This could be a new solution to slow electric car charging speeds.

Tesla may have given up on its ultra-fast charging, but it doesn’t seem like it’s axed the possibility of swapping out batteries for a fresh charge. In a new patent filed by the automaker, it details a new device that would allow for cars to have battery packs swapped out in as little as 15 minutes.

One of the biggest drawbacks for electric car drivers is the time it takes to charge their vehicles. Whether it’s overnight Level 1 charging at home, slightly faster Level 2 destination chargers in cities or full-speed Level 3 Supercharging alongside major highways, it can still take upward of an hour for even the quickest charge. 
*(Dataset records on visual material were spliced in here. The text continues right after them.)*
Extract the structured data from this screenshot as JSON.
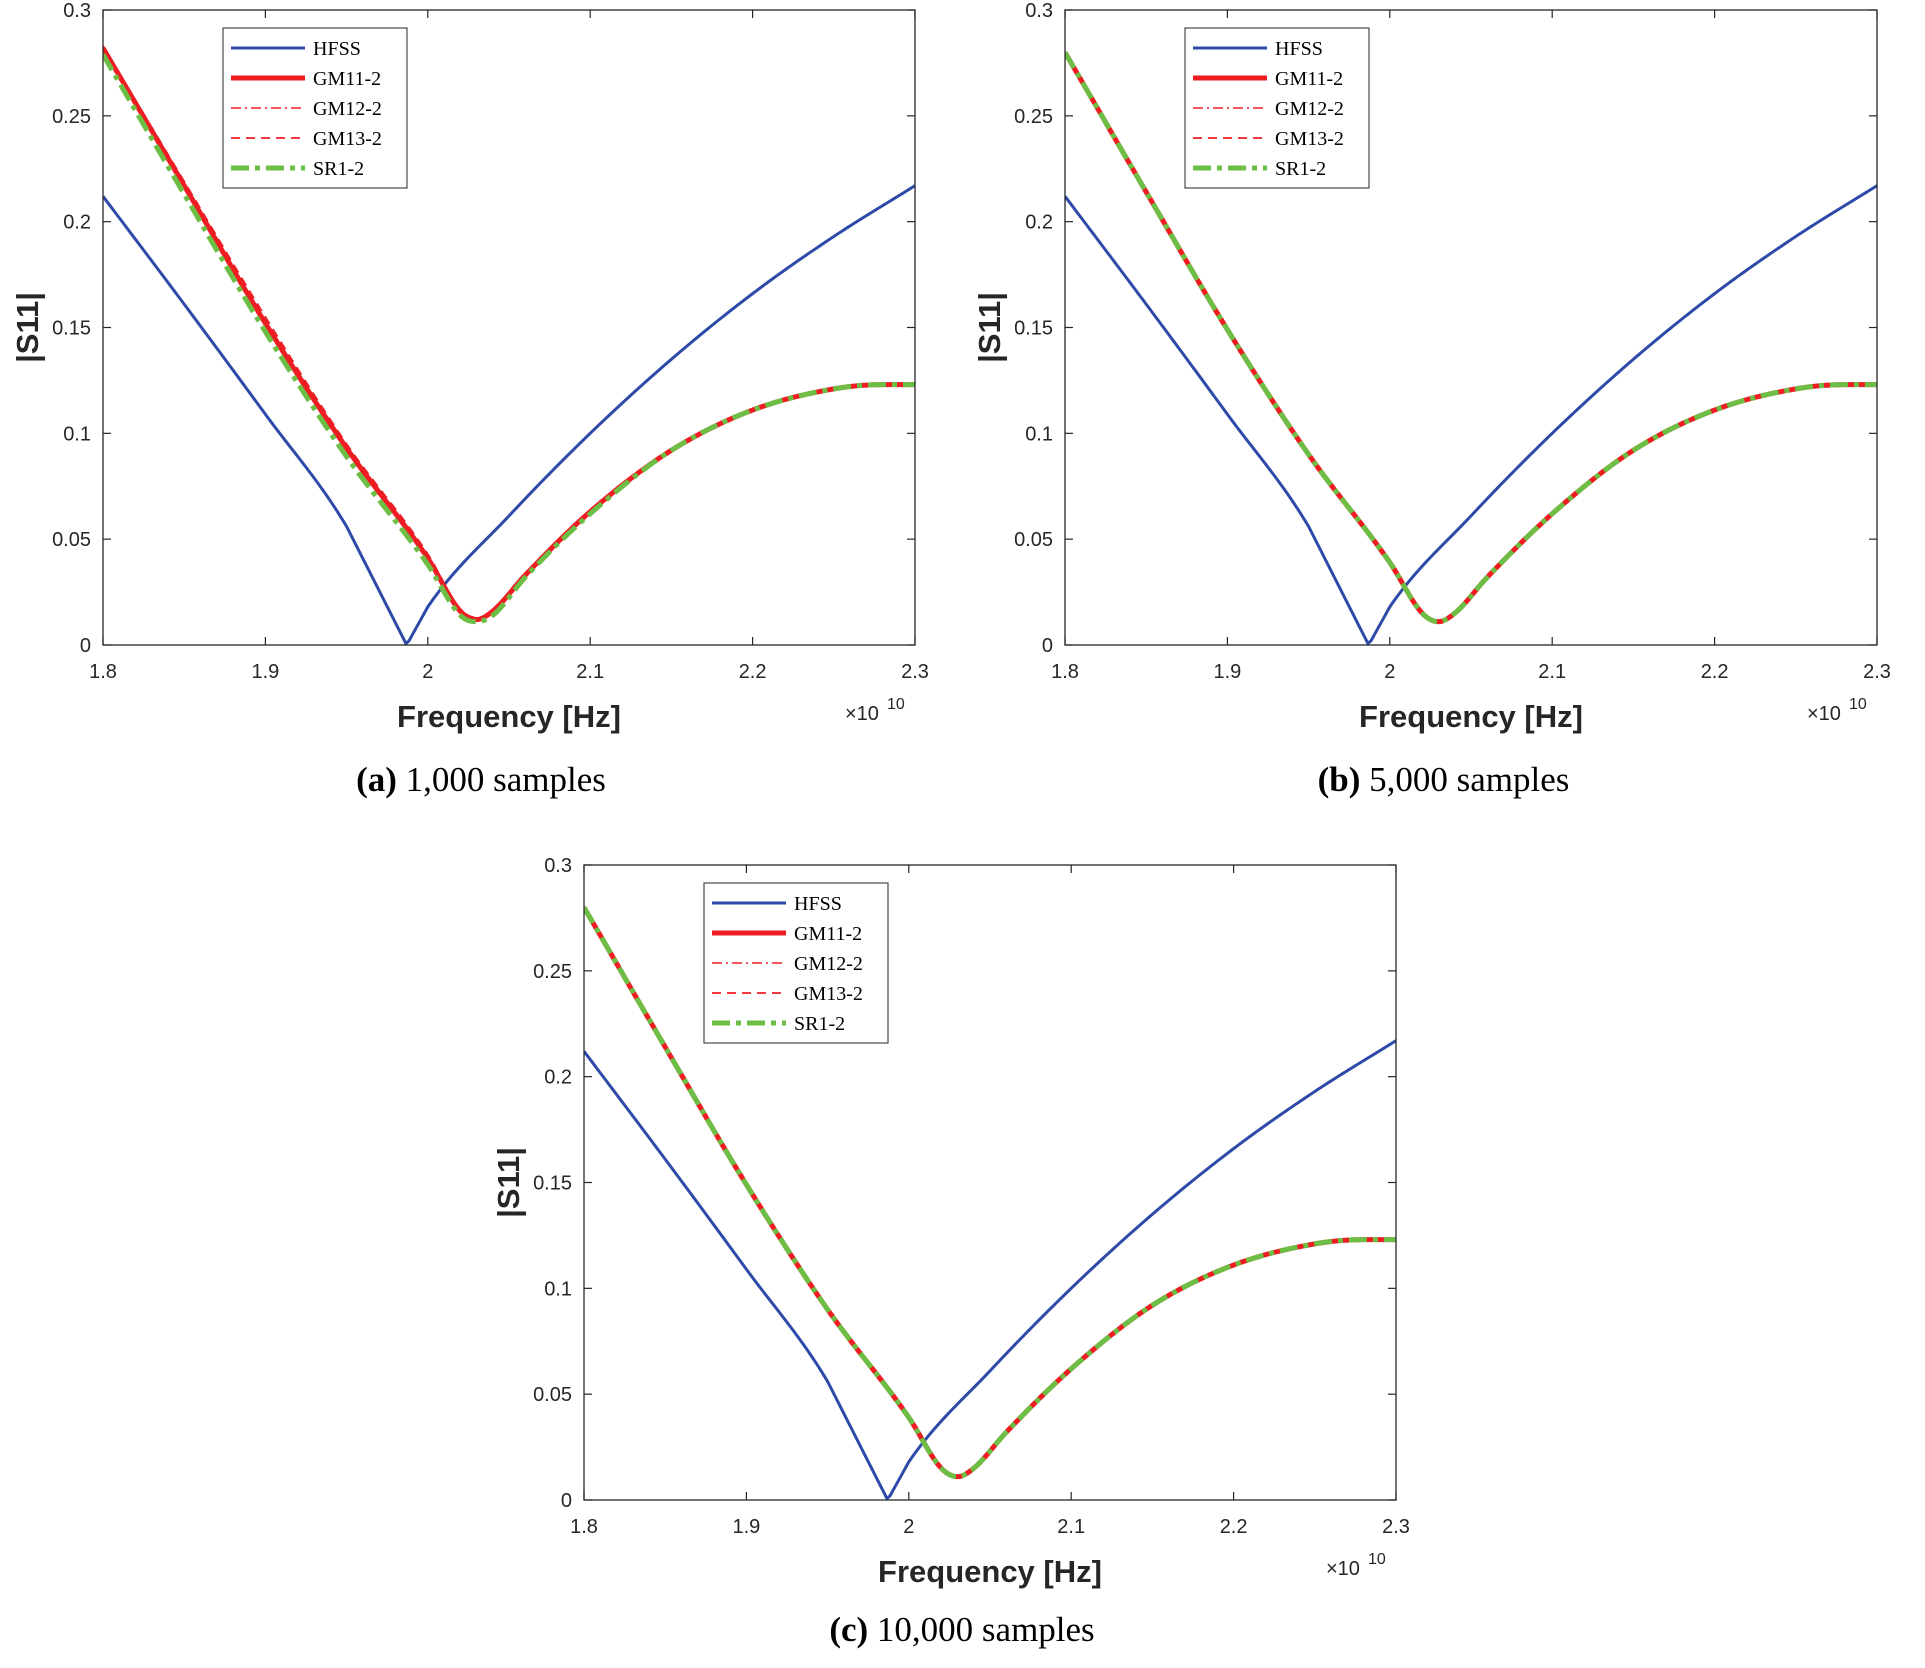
{
  "colors": {
    "hfss": "#2e4aa8",
    "gm": "#ee1d23",
    "sr": "#6cbf44",
    "axis": "#262626"
  },
  "panels": [
    {
      "id": "a",
      "caption_label": "(a)",
      "caption_text": "1,000 samples",
      "chart_data": {
        "type": "line",
        "xlabel": "Frequency [Hz]",
        "ylabel": "|S11|",
        "x_exponent": "×10",
        "x_exponent_power": "10",
        "xlim": [
          1.8,
          2.3
        ],
        "ylim": [
          0,
          0.3
        ],
        "x_ticks": [
          "1.8",
          "1.9",
          "2",
          "2.1",
          "2.2",
          "2.3"
        ],
        "y_ticks": [
          "0",
          "0.05",
          "0.1",
          "0.15",
          "0.2",
          "0.25",
          "0.3"
        ],
        "legend": [
          "HFSS",
          "GM11-2",
          "GM12-2",
          "GM13-2",
          "SR1-2"
        ],
        "legend_position": "top-left",
        "series": [
          {
            "name": "HFSS",
            "style": "solid-blue",
            "x": [
              1.8,
              1.85,
              1.9,
              1.95,
              1.987,
              2.0,
              2.05,
              2.1,
              2.15,
              2.2,
              2.25,
              2.3
            ],
            "y": [
              0.212,
              0.161,
              0.109,
              0.056,
              0.0,
              0.018,
              0.061,
              0.1,
              0.135,
              0.166,
              0.193,
              0.217
            ]
          },
          {
            "name": "GM11-2",
            "style": "solid-red",
            "x": [
              1.8,
              1.85,
              1.9,
              1.95,
              2.0,
              2.02,
              2.03,
              2.04,
              2.06,
              2.1,
              2.15,
              2.2,
              2.25,
              2.28,
              2.3
            ],
            "y": [
              0.282,
              0.217,
              0.152,
              0.093,
              0.041,
              0.016,
              0.012,
              0.016,
              0.033,
              0.063,
              0.092,
              0.111,
              0.121,
              0.123,
              0.123
            ]
          },
          {
            "name": "GM12-2",
            "style": "dashdot-red",
            "x": [
              1.8,
              1.85,
              1.9,
              1.95,
              2.0,
              2.02,
              2.03,
              2.04,
              2.06,
              2.1,
              2.15,
              2.2,
              2.25,
              2.28,
              2.3
            ],
            "y": [
              0.281,
              0.216,
              0.151,
              0.092,
              0.04,
              0.015,
              0.012,
              0.015,
              0.032,
              0.062,
              0.092,
              0.111,
              0.121,
              0.123,
              0.123
            ]
          },
          {
            "name": "GM13-2",
            "style": "dashed-red",
            "x": [
              1.8,
              1.85,
              1.9,
              1.95,
              2.0,
              2.02,
              2.03,
              2.04,
              2.06,
              2.1,
              2.15,
              2.2,
              2.25,
              2.28,
              2.3
            ],
            "y": [
              0.283,
              0.219,
              0.155,
              0.095,
              0.043,
              0.017,
              0.013,
              0.016,
              0.033,
              0.063,
              0.092,
              0.111,
              0.121,
              0.123,
              0.123
            ]
          },
          {
            "name": "SR1-2",
            "style": "dashdot-green",
            "x": [
              1.8,
              1.85,
              1.9,
              1.95,
              2.0,
              2.02,
              2.03,
              2.04,
              2.06,
              2.1,
              2.15,
              2.2,
              2.25,
              2.28,
              2.3
            ],
            "y": [
              0.279,
              0.213,
              0.148,
              0.089,
              0.038,
              0.014,
              0.011,
              0.014,
              0.032,
              0.062,
              0.092,
              0.111,
              0.121,
              0.123,
              0.123
            ]
          }
        ]
      }
    },
    {
      "id": "b",
      "caption_label": "(b)",
      "caption_text": "5,000 samples",
      "chart_data": {
        "type": "line",
        "xlabel": "Frequency [Hz]",
        "ylabel": "|S11|",
        "x_exponent": "×10",
        "x_exponent_power": "10",
        "xlim": [
          1.8,
          2.3
        ],
        "ylim": [
          0,
          0.3
        ],
        "x_ticks": [
          "1.8",
          "1.9",
          "2",
          "2.1",
          "2.2",
          "2.3"
        ],
        "y_ticks": [
          "0",
          "0.05",
          "0.1",
          "0.15",
          "0.2",
          "0.25",
          "0.3"
        ],
        "legend": [
          "HFSS",
          "GM11-2",
          "GM12-2",
          "GM13-2",
          "SR1-2"
        ],
        "legend_position": "top-left",
        "series": [
          {
            "name": "HFSS",
            "style": "solid-blue",
            "x": [
              1.8,
              1.85,
              1.9,
              1.95,
              1.987,
              2.0,
              2.05,
              2.1,
              2.15,
              2.2,
              2.25,
              2.3
            ],
            "y": [
              0.212,
              0.161,
              0.109,
              0.056,
              0.0,
              0.018,
              0.061,
              0.1,
              0.135,
              0.166,
              0.193,
              0.217
            ]
          },
          {
            "name": "GM11-2",
            "style": "solid-red",
            "x": [
              1.8,
              1.85,
              1.9,
              1.95,
              2.0,
              2.02,
              2.03,
              2.04,
              2.06,
              2.1,
              2.15,
              2.2,
              2.25,
              2.28,
              2.3
            ],
            "y": [
              0.28,
              0.214,
              0.149,
              0.09,
              0.039,
              0.015,
              0.011,
              0.015,
              0.032,
              0.062,
              0.092,
              0.111,
              0.121,
              0.123,
              0.123
            ]
          },
          {
            "name": "GM12-2",
            "style": "dashdot-red",
            "x": [
              1.8,
              1.85,
              1.9,
              1.95,
              2.0,
              2.02,
              2.03,
              2.04,
              2.06,
              2.1,
              2.15,
              2.2,
              2.25,
              2.28,
              2.3
            ],
            "y": [
              0.28,
              0.214,
              0.149,
              0.09,
              0.039,
              0.015,
              0.011,
              0.015,
              0.032,
              0.062,
              0.092,
              0.111,
              0.121,
              0.123,
              0.123
            ]
          },
          {
            "name": "GM13-2",
            "style": "dashed-red",
            "x": [
              1.8,
              1.85,
              1.9,
              1.95,
              2.0,
              2.02,
              2.03,
              2.04,
              2.06,
              2.1,
              2.15,
              2.2,
              2.25,
              2.28,
              2.3
            ],
            "y": [
              0.28,
              0.214,
              0.149,
              0.09,
              0.039,
              0.015,
              0.011,
              0.015,
              0.032,
              0.062,
              0.092,
              0.111,
              0.121,
              0.123,
              0.123
            ]
          },
          {
            "name": "SR1-2",
            "style": "dashdot-green",
            "x": [
              1.8,
              1.85,
              1.9,
              1.95,
              2.0,
              2.02,
              2.03,
              2.04,
              2.06,
              2.1,
              2.15,
              2.2,
              2.25,
              2.28,
              2.3
            ],
            "y": [
              0.28,
              0.214,
              0.149,
              0.09,
              0.039,
              0.015,
              0.011,
              0.015,
              0.032,
              0.062,
              0.092,
              0.111,
              0.121,
              0.123,
              0.123
            ]
          }
        ]
      }
    },
    {
      "id": "c",
      "caption_label": "(c)",
      "caption_text": "10,000 samples",
      "chart_data": {
        "type": "line",
        "xlabel": "Frequency [Hz]",
        "ylabel": "|S11|",
        "x_exponent": "×10",
        "x_exponent_power": "10",
        "xlim": [
          1.8,
          2.3
        ],
        "ylim": [
          0,
          0.3
        ],
        "x_ticks": [
          "1.8",
          "1.9",
          "2",
          "2.1",
          "2.2",
          "2.3"
        ],
        "y_ticks": [
          "0",
          "0.05",
          "0.1",
          "0.15",
          "0.2",
          "0.25",
          "0.3"
        ],
        "legend": [
          "HFSS",
          "GM11-2",
          "GM12-2",
          "GM13-2",
          "SR1-2"
        ],
        "legend_position": "top-left",
        "series": [
          {
            "name": "HFSS",
            "style": "solid-blue",
            "x": [
              1.8,
              1.85,
              1.9,
              1.95,
              1.987,
              2.0,
              2.05,
              2.1,
              2.15,
              2.2,
              2.25,
              2.3
            ],
            "y": [
              0.212,
              0.161,
              0.109,
              0.056,
              0.0,
              0.018,
              0.061,
              0.1,
              0.135,
              0.166,
              0.193,
              0.217
            ]
          },
          {
            "name": "GM11-2",
            "style": "solid-red",
            "x": [
              1.8,
              1.85,
              1.9,
              1.95,
              2.0,
              2.02,
              2.03,
              2.04,
              2.06,
              2.1,
              2.15,
              2.2,
              2.25,
              2.28,
              2.3
            ],
            "y": [
              0.28,
              0.214,
              0.149,
              0.09,
              0.039,
              0.015,
              0.011,
              0.015,
              0.032,
              0.062,
              0.092,
              0.111,
              0.121,
              0.123,
              0.123
            ]
          },
          {
            "name": "GM12-2",
            "style": "dashdot-red",
            "x": [
              1.8,
              1.85,
              1.9,
              1.95,
              2.0,
              2.02,
              2.03,
              2.04,
              2.06,
              2.1,
              2.15,
              2.2,
              2.25,
              2.28,
              2.3
            ],
            "y": [
              0.28,
              0.214,
              0.149,
              0.09,
              0.039,
              0.015,
              0.011,
              0.015,
              0.032,
              0.062,
              0.092,
              0.111,
              0.121,
              0.123,
              0.123
            ]
          },
          {
            "name": "GM13-2",
            "style": "dashed-red",
            "x": [
              1.8,
              1.85,
              1.9,
              1.95,
              2.0,
              2.02,
              2.03,
              2.04,
              2.06,
              2.1,
              2.15,
              2.2,
              2.25,
              2.28,
              2.3
            ],
            "y": [
              0.28,
              0.214,
              0.149,
              0.09,
              0.039,
              0.015,
              0.011,
              0.015,
              0.032,
              0.062,
              0.092,
              0.111,
              0.121,
              0.123,
              0.123
            ]
          },
          {
            "name": "SR1-2",
            "style": "dashdot-green",
            "x": [
              1.8,
              1.85,
              1.9,
              1.95,
              2.0,
              2.02,
              2.03,
              2.04,
              2.06,
              2.1,
              2.15,
              2.2,
              2.25,
              2.28,
              2.3
            ],
            "y": [
              0.28,
              0.214,
              0.149,
              0.09,
              0.039,
              0.015,
              0.011,
              0.015,
              0.032,
              0.062,
              0.092,
              0.111,
              0.121,
              0.123,
              0.123
            ]
          }
        ]
      }
    }
  ]
}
Tesla has since attempted to bulk up its Supercharging network quite a few times in order to support the increased demand for electric charging, yet complaints continue to roll in that chargers are congested, or even that people are using them as parking spaces.

Tesla has considered a battery-swapping service in the past, but there were no updates on their plans until now, with its recent patent.

via U.S. Patent Office

These devices, which resemble service lifts, will live in a small facility known as an Electrical Energy Storage Station, where drivers visit for the swap. Tesla’s goal is to establish a quicker way for vehicles to charge, and describes the swapping process as a “more rapid way of replenishing the electric energy [than Supercharging] for the electric vehicle,” making it possible for an electric car to travel long distances without long charging times. In fact, the process is expected to take less than 15 minutes.

via U.S. Patent Office

Essentially, the EESS would raise the vehicle in the air, remove the old battery pack and transport it away from the vehicle, presumably to charge and re-enter circulation later. Then it would take a battery from reserve and install it into the vehicle. The EESS may be able to operate autonomously, based on the wording of the patent. It could also be operated by technicians. 

This process does raise concerns, such as wear on electrical connectors and whether a  customer can receive the correct battery pack each time. Tesla hasn’t made any official statements about this patent, so these could all be concerns that the company will address prior to launch. 

It’s a big challenge to develop the currently immature electrical charging grid to support the number of electric cars entering the market. This is exactly why Tesla is attempting to find solutions to existing technologies, at least ahead of the introduction of graphene-based solid state batteries in the market. But perhaps the consumers of electric cars need to consider altering their charging habits in order to combat the current number of chargers available to them.